Our client thought that if a receive address is all he needed it would work from within his BTC wallet, too, and he will not have to quit his BTC wallet and enter his BCH wallet. What he did was that he clicked on “add an account” and created a new account within his BTC wallet and named it BitcoinCash. He entered this account and clicked on “receive” to get a receive address. He checked the validity of the address that appeared and copied it.
He pasted it in his Exodus wallet, entered the sum of BCH and sent out the transaction. A few minutes later when he started to suspect that something was wrong and looked back on the whole process of BCH sending, he realized that he was a promising nominee for the Crypto Lemon Award of the day.
The address that he copied and pasted was not good for sending BCH to his Ledger wallet. Only Bitcoin could have been sent to that BTC address. So, the BitcoinCash that he sent out was floating weightlessly somewhere in outer space. It seemed that his BCH was lost.
That was the moment when our client turned to us. Our Irish expert, Coin Farrell J got the task to find a solution (if there was a solution out there). According to Ledgerwallet.com, if the BTC receive address is a legacy address, it is easy to retrieve the “lost” BCH. Unfortunately it was not the case.
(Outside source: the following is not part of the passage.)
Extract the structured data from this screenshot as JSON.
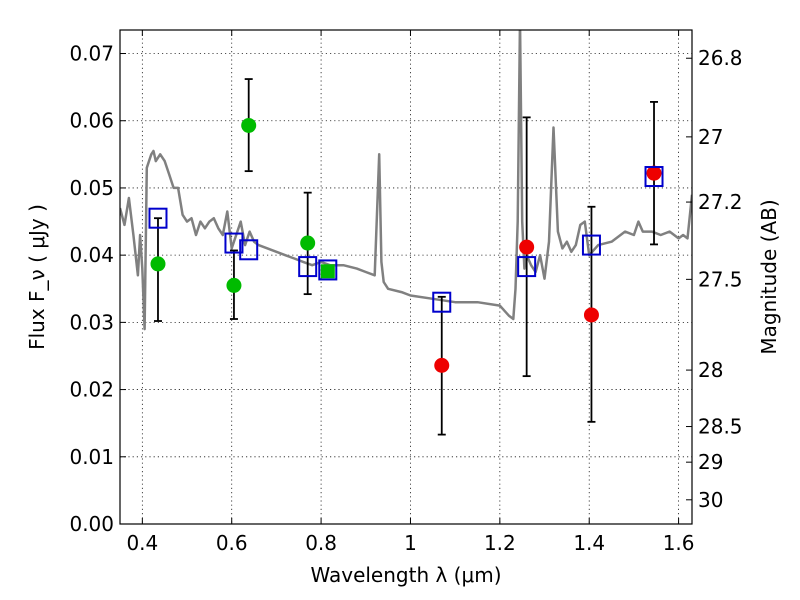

Our client sent his BCH to a segwit BTC address. Well, there is a whole complete chapter on the ledger support website. We started to dig in. At first sight it looked chaotic. We didn’t really understand how to do and what to do. So we went step by step, meticulously following the process description.
It turned out that the link was really worth something, and not only for us. The introduction starts like this: Fee: 10% of the retrieved BCH. If somebody, like our client, was thinking a minute ago that he lost his BCH, having found a ray of hope like this link will not hesitate whether it’s worth 10% for them to get back the remaining 90%. So, our client said yes, we sat down together and clicked on the link:
Having got to the end of the process we submitted the required data and waited. We waited for 24 hours. The Ledger’s BCH balance showed no change. We thought it would do no harm to write an e-mail to the website’s support e-mail address. So we asked them politely how long the process usually took to retrieve BCH. Another 24 hours of silence and unchanged BCH balance. After all, we never received an answer to our e-mail but after more than 48 hours of submitting the google form, our client signaled “Success!” That’s how his BCH was lost and found. The process might seem lengthy and complicated but actually it’s not that demanding, and if you can get back (almost all of your) BCH that you sent by error to a segwit BTC address, it’s no question whether it’s worth a try.